C'est qu'il n'y a jamais eu de POLITIQUE DU LIVRE dans le pays natal des Césaire, Zobel, Fanon, Glissant et autres, ce qui est tout de même paradoxal. Quel que soit le parti au pouvoir aux ex-Conseil général et Conseil régional ou à l'actuelle CTM (Collectivité Territoriale de Martinique), qu'il ait été de droite, autonomiste ou indépendantiste, cela a toujours été et continue d'être du pareil au même. Cette incurie découle d'abord d'une confusion, qui, il est vrai, n'est pas propre à la Martinique, entre LIVRE et LITTERATURE alors que personne ne confond SPORT et FOOTBALL. Certes, littérature et football sont dominants à l'échelle mondiale dans leurs domaines respectifs, mais ils sont loin, très loin, de recouvrir l'entièreté desdits domaines.

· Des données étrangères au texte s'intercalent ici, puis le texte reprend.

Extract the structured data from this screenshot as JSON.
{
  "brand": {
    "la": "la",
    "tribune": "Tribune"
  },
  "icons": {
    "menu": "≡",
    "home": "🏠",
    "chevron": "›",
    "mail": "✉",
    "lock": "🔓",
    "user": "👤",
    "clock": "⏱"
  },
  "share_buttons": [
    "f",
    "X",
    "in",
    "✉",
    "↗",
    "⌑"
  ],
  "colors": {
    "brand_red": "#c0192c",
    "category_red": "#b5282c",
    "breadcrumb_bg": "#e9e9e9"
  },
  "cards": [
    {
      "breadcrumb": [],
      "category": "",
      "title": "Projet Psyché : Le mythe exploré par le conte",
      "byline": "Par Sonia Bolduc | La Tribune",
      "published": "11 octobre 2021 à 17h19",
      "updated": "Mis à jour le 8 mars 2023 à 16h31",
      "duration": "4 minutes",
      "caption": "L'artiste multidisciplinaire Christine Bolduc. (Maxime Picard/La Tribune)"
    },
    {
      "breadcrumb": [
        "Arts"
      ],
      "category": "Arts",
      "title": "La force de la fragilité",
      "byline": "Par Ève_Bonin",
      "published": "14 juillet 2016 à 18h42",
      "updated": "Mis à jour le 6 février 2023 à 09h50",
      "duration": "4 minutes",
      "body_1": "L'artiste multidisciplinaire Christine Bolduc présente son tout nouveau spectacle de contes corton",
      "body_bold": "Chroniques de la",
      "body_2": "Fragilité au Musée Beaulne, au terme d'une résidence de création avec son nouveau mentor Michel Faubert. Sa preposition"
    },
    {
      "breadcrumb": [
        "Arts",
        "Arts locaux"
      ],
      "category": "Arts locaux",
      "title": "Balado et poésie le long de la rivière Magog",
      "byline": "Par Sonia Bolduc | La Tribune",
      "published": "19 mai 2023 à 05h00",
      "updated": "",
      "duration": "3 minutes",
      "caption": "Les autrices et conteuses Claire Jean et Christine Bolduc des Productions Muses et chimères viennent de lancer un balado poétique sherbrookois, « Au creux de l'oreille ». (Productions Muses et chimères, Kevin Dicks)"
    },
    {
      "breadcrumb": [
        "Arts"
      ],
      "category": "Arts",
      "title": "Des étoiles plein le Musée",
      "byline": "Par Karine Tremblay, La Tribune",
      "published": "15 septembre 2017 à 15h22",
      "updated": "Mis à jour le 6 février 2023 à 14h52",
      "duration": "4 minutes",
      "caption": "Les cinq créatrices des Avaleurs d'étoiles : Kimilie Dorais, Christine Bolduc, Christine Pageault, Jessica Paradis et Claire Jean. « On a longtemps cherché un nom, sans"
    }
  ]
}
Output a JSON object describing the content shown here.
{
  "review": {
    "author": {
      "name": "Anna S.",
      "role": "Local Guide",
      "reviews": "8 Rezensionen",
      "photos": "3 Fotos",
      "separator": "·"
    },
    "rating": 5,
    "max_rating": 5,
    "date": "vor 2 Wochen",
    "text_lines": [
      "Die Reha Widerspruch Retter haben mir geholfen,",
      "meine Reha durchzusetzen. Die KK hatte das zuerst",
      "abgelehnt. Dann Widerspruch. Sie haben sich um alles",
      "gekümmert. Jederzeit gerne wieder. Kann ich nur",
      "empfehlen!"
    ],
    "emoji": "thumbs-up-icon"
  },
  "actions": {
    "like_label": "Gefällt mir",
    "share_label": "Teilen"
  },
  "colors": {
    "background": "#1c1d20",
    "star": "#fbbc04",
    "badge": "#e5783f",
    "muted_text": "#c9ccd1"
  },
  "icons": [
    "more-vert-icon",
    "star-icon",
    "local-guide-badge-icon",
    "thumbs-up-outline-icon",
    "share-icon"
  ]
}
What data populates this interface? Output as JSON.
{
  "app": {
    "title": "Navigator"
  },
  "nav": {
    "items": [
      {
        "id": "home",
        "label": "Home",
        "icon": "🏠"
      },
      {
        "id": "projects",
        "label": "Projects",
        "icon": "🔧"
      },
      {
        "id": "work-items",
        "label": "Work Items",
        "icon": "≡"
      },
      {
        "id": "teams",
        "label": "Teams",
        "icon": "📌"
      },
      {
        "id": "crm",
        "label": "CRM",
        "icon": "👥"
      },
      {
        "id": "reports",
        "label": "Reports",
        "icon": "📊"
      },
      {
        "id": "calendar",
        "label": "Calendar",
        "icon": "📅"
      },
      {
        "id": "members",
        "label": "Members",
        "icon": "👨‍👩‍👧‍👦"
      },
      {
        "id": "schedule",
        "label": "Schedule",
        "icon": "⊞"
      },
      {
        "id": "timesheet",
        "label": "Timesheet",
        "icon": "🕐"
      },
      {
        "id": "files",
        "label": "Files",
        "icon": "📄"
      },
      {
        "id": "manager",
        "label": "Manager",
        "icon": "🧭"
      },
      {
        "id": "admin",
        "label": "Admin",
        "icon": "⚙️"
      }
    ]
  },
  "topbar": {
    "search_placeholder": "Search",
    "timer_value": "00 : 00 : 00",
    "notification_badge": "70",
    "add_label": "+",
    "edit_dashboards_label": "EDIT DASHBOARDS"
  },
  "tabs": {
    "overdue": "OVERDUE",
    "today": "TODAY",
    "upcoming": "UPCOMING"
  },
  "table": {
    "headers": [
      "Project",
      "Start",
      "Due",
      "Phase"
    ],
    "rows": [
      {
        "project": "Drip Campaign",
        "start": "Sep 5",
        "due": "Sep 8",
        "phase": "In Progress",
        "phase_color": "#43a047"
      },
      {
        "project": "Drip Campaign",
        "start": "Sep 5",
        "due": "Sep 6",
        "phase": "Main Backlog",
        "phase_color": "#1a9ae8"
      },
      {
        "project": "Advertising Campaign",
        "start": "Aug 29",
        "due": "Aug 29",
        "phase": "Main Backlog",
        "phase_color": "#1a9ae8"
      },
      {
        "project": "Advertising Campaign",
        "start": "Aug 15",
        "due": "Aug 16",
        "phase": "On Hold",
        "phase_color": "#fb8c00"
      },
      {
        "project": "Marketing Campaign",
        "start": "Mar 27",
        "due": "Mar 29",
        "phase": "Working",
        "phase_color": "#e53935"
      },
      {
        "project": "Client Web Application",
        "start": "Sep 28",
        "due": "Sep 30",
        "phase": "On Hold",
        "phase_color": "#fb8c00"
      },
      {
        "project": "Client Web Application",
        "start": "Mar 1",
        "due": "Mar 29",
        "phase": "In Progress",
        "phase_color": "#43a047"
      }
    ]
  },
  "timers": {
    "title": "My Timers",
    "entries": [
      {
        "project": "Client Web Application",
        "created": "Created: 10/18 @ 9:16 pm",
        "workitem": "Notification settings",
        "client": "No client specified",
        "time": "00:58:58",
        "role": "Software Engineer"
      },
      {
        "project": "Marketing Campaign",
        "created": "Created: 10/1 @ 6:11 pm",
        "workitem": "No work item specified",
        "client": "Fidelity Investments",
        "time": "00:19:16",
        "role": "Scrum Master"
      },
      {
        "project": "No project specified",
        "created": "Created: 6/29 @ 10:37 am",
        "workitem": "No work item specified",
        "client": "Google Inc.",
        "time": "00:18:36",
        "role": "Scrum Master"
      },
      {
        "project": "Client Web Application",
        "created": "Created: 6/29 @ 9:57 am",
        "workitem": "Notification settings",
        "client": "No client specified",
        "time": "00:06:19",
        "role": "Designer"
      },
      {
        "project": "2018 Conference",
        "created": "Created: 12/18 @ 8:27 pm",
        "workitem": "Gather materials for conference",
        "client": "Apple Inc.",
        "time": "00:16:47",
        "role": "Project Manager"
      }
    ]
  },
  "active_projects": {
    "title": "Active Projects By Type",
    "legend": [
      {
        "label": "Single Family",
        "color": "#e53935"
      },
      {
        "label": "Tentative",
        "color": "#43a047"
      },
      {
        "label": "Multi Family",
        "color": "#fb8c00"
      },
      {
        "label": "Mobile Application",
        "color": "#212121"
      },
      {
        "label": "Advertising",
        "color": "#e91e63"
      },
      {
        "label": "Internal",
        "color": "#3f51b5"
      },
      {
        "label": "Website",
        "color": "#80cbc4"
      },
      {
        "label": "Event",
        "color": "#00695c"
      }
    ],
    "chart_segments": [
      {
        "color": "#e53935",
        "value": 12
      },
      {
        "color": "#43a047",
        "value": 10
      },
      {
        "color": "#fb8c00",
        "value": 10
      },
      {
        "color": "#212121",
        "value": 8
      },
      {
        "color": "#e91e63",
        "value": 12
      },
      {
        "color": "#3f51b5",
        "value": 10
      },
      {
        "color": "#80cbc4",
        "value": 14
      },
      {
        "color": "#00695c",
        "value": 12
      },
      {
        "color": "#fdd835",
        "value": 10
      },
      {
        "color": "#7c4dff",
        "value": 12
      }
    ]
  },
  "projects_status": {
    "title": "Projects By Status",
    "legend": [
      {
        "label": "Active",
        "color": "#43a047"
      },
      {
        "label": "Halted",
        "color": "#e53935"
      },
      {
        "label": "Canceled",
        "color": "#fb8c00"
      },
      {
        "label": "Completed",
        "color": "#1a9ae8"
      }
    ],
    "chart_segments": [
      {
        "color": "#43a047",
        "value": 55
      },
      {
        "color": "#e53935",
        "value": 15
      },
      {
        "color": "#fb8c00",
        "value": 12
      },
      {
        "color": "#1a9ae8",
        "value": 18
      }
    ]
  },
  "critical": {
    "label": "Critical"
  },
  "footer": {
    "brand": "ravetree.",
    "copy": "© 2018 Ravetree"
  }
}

Prenons un exemple : on aurait bien aimé trouver en librairie l'ouvrage De l'autonomie publié en 2002 (il n'y a donc pas si longtemps de cela) par un certain... Serge Letchimy. Ne serait-ce que pour vérifier si ce qu'il a couché sur le papier correspond bien à la politique qu'il mène chaque fois qu'il détient le pouvoir local. Or, cet ouvrage est introuvable ! Seuls deux éditeurs ont tenté de pallier cette absence totale de politique du livre en Martinique : Emile Désormeaux (qui avait édité René Achéen soit dit en passant) au siècle dernier et Florent Charbonnier (qui a réédité récemment un livre de Xavier Orville), directeur de Caraibéditions, au présent siècle. Cela sans la moindre aide un tant soit peu conséquente du pouvoir local ! Tous deux ont dû s'appuyer principalement sur la... DAC (Direction de l'Action Culturelle), organisme de...l'Etat français.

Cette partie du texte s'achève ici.